EleutherAI · Kyle1668 · May 25, 2023 · May 29, 2023 · May 29, 2023 · May 29, 2023
diff --git a/evaluate.py b/evaluate.py
@@ -35,7 +35,7 @@ def log_mistakes_report(mistakes: pd.DataFrame, category: str, eval_timestamp: s
     mistakes.to_csv(f"{eval_directory}/mistakes_{eval_timestamp}_{category}.csv", index=False)
 
 
-def evaluate_filter(category: str, filter_function: function, dataset: pd.DataFrame, eval_timestamp: str) -> dict:
+def evaluate_filter(category: str, filter_function, dataset: pd.DataFrame, eval_timestamp: str) -> dict:
     """
     Evaluate the classification performance of the provided filter
 
@@ -48,7 +48,14 @@ def evaluate_filter(category: str, filter_function: function, dataset: pd.DataFr
     Returns:
         dict: The classification report of the filter
     """
-    filter_judgments = dataset["shortened_text"].progress_apply(filter_function)
+    filter_judgments = []
+    for i in tqdm(range(len(dataset))):
+        try:
+            filter_judgments.append(filter_function(dataset["shortened_text"][i]))
+        except:
+            filter_judgments.append(-1)
+
+    # filter_judgments = dataset["shortened_text"].progress_apply(filter_function)
     filter_labels = dataset["Category"].progress_apply(lambda c: c == category)
     report_dict = classification_report(filter_labels, filter_judgments, output_dict=True)
     evaluation_log = {
@@ -75,7 +82,7 @@ def evaluate(filters: dict):
     Args:
         filters (dict): The filters to evaluate. The key is the name of the category and value is the filter function.
     """
-    dataset = pd.read_csv("datasets/eval/Pythia_70m_Deduped_Low_Perplexity_Labeling_Formatted.csv")

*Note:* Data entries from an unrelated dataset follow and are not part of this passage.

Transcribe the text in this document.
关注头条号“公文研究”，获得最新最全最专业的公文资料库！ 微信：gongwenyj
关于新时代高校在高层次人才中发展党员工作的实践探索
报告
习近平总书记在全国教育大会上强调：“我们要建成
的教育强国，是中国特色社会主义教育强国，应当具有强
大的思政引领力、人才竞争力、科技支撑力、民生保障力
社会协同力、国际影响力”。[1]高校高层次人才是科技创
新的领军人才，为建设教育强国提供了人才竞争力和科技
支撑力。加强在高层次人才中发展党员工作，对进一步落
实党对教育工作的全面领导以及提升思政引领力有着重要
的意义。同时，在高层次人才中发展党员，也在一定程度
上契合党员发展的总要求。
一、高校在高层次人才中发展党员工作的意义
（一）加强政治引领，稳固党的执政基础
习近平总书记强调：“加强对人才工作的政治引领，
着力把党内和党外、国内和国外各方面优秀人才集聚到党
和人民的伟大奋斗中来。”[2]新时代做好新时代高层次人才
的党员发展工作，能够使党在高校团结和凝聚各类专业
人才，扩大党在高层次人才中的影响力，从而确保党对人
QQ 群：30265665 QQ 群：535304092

+    dataset = pd.read_csv("datasets/eval/Pythia_70m_Deduped_Low_Perplexity_Labeling_Formatted")
     eval_timestamp = datetime.now().strftime("%Y-%m-%d_%H-%M-%S")
     eval_results = []
     for category, filter_function in filters.items():

diff --git a/filters/highly_duplicated_filter.py b/filters/highly_duplicated_filter.py
@@ -0,0 +1,57 @@
+from collections import Counter
+from typing import Callable, List
+
+import pandas as pd
+
+def _concat_token_indices(token_indices: List[int], delimiter: str = '_') -> str:
+    """
+    Concatenates a list of tokens into a single string.
+
+    Args:
+        token_indices (List[int]): List of token indices to concatenate.
+        delimiter (str, optional): Delimiter to use for concatenation. Defaults to '_'.
+
+    Returns:
+        str: Concatenated string of tokens indices.
+    """
+    return delimiter.join([str(t) for t in token_indices])
+
+def generate_sequence_histogram(token_indices: pd.Series, delimiter: str = '_') -> Counter[str, int]:
+    """
+    Generates a histogram from a Pandas Series of token indices. The histogram is based on the concatenated strings of token indices.
+
+    Args:
+        token_index_sequences (pd.Series): Pandas Series of token indices.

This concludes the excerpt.